Your child's kindergarten year marks his first formal year of academic instruction. Reading and math are the two main academic areas that teachers emphasize. Although your child will learn many other skills, most of the instructional day will focus on these two subjects. They are important because a student must master the basics to succeed in subsequent grades. This is especially true concerning math, in which skills must build on one another. A kindergarten teacher will focus on number sense and will introduce measurement and geometry concepts.
1 Counting
Many children entering kindergarten can count orally to 10. Teachers will slowly increase this until the class can count to 100 by the end of the year.
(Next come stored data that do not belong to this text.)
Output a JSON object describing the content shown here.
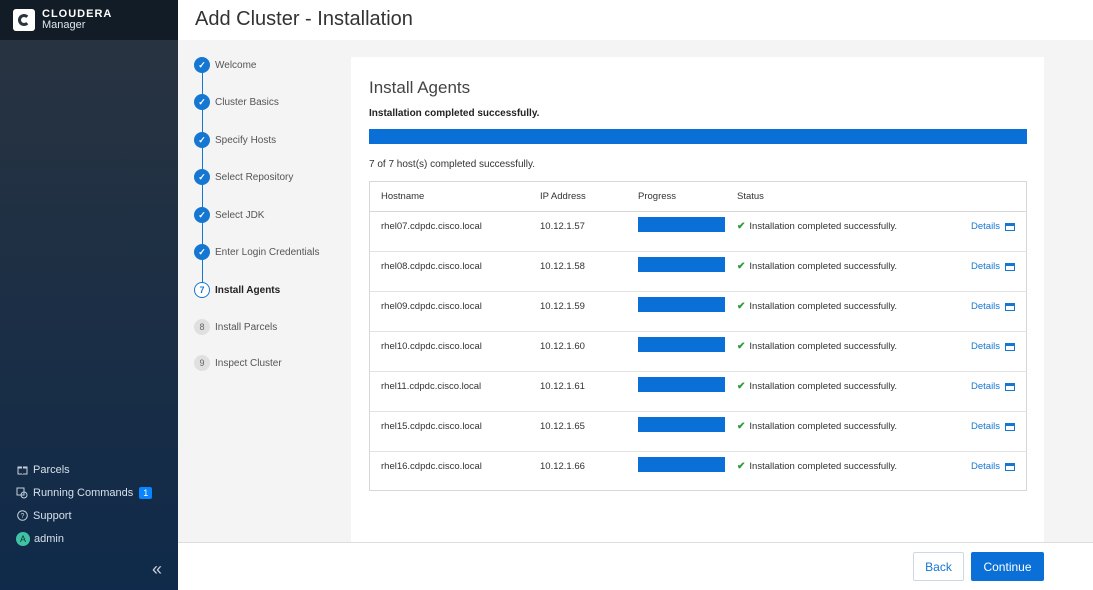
{
  "brand": {
    "line1": "CLOUDERA",
    "line2": "Manager"
  },
  "page_title": "Add Cluster - Installation",
  "nav": {
    "parcels": "Parcels",
    "running_commands": "Running Commands",
    "running_commands_badge": "1",
    "support": "Support",
    "user": "admin",
    "user_initial": "A",
    "collapse_glyph": "«"
  },
  "steps": [
    {
      "num": "✓",
      "label": "Welcome",
      "state": "done"
    },
    {
      "num": "✓",
      "label": "Cluster Basics",
      "state": "done"
    },
    {
      "num": "✓",
      "label": "Specify Hosts",
      "state": "done"
    },
    {
      "num": "✓",
      "label": "Select Repository",
      "state": "done"
    },
    {
      "num": "✓",
      "label": "Select JDK",
      "state": "done"
    },
    {
      "num": "✓",
      "label": "Enter Login Credentials",
      "state": "done"
    },
    {
      "num": "7",
      "label": "Install Agents",
      "state": "current"
    },
    {
      "num": "8",
      "label": "Install Parcels",
      "state": "todo"
    },
    {
      "num": "9",
      "label": "Inspect Cluster",
      "state": "todo"
    }
  ],
  "panel": {
    "title": "Install Agents",
    "message": "Installation completed successfully.",
    "overall_progress": 1.0,
    "count_text": "7 of 7 host(s) completed successfully."
  },
  "table": {
    "headers": {
      "hostname": "Hostname",
      "ip": "IP Address",
      "progress": "Progress",
      "status": "Status"
    },
    "rows": [
      {
        "hostname": "rhel07.cdpdc.cisco.local",
        "ip": "10.12.1.57",
        "progress": 1.0,
        "status": "Installation completed successfully.",
        "details": "Details"
      },
      {
        "hostname": "rhel08.cdpdc.cisco.local",
        "ip": "10.12.1.58",
        "progress": 1.0,
        "status": "Installation completed successfully.",
        "details": "Details"
      },
      {
        "hostname": "rhel09.cdpdc.cisco.local",
        "ip": "10.12.1.59",
        "progress": 1.0,
        "status": "Installation completed successfully.",
        "details": "Details"
      },
      {
        "hostname": "rhel10.cdpdc.cisco.local",
        "ip": "10.12.1.60",
        "progress": 1.0,
        "status": "Installation completed successfully.",
        "details": "Details"
      },
      {
        "hostname": "rhel11.cdpdc.cisco.local",
        "ip": "10.12.1.61",
        "progress": 1.0,
        "status": "Installation completed successfully.",
        "details": "Details"
      },
      {
        "hostname": "rhel15.cdpdc.cisco.local",
        "ip": "10.12.1.65",
        "progress": 1.0,
        "status": "Installation completed successfully.",
        "details": "Details"
      },
      {
        "hostname": "rhel16.cdpdc.cisco.local",
        "ip": "10.12.1.66",
        "progress": 1.0,
        "status": "Installation completed successfully.",
        "details": "Details"
      }
    ]
  },
  "footer": {
    "back": "Back",
    "continue": "Continue"
  },
  "colors": {
    "accent": "#0a6fd6",
    "success": "#2e9e3c",
    "nav_bg": "#1b2e45"
  }
}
Your child will also learn how to count by 5's and 10's to 100. Some teachers will introduce skip counting by 2's to 20. Along with oral counting is one-to-one matching in which children point to and count objects like plastic blocks or chips. This exercise shows students that one number corresponds to one object.
2 Numbers
Number recognition is taught simultaneously with counting because students need to understand that numbers have a name and a shape. Children will also write numbers to reinforce this. Understanding quantity is a concept that teachers work on all year. Students will look at pictures in a workbook or objects on a table, count them, write the number, then determine which ones are more or less. This skill is necessary for higher level objectives like reading graphs, which your child's teacher will introduce later in the year.
3 Adding and Subtracting
Addition and subtraction are usually taught in the second semester of kindergarten after students can recognize numbers 0 through 10 and can understand that each successive number indicates a larger quantity. Teachers use several methods including using tally marks, dots or a number line to demonstrate addition. Subtraction is a bit more complex because students have to switch their thinking to "less" instead of "more." Teachers try to show students that counting backward or taking away one object from a group means that not as many remain. Your child will reinforce these skills with larger numbers in first grade, but he should understand the concept of adding and subtracting by the end of kindergarten.
4 Shapes
Your child might already know the four basic shapes: circle, square, rectangle and triangle. Kindergarten teachers start here and introduce a few others like the hexagon, octagon, star, diamond and oval. Students will learn to count the sides and corners of shapes. Solid shapes are also taught. These include the cube, cone, rectangular prism, pyramid and sphere.
5 Measurement
Your child will learn the basics of measurement in kindergarten. He will compare objects to determine which is longer or shorter. His teacher will also introduce capacity. Instead of specifics like cups or ounces, your child will just have to recognize containers that hold more, or less or objects that are heavier or lighter.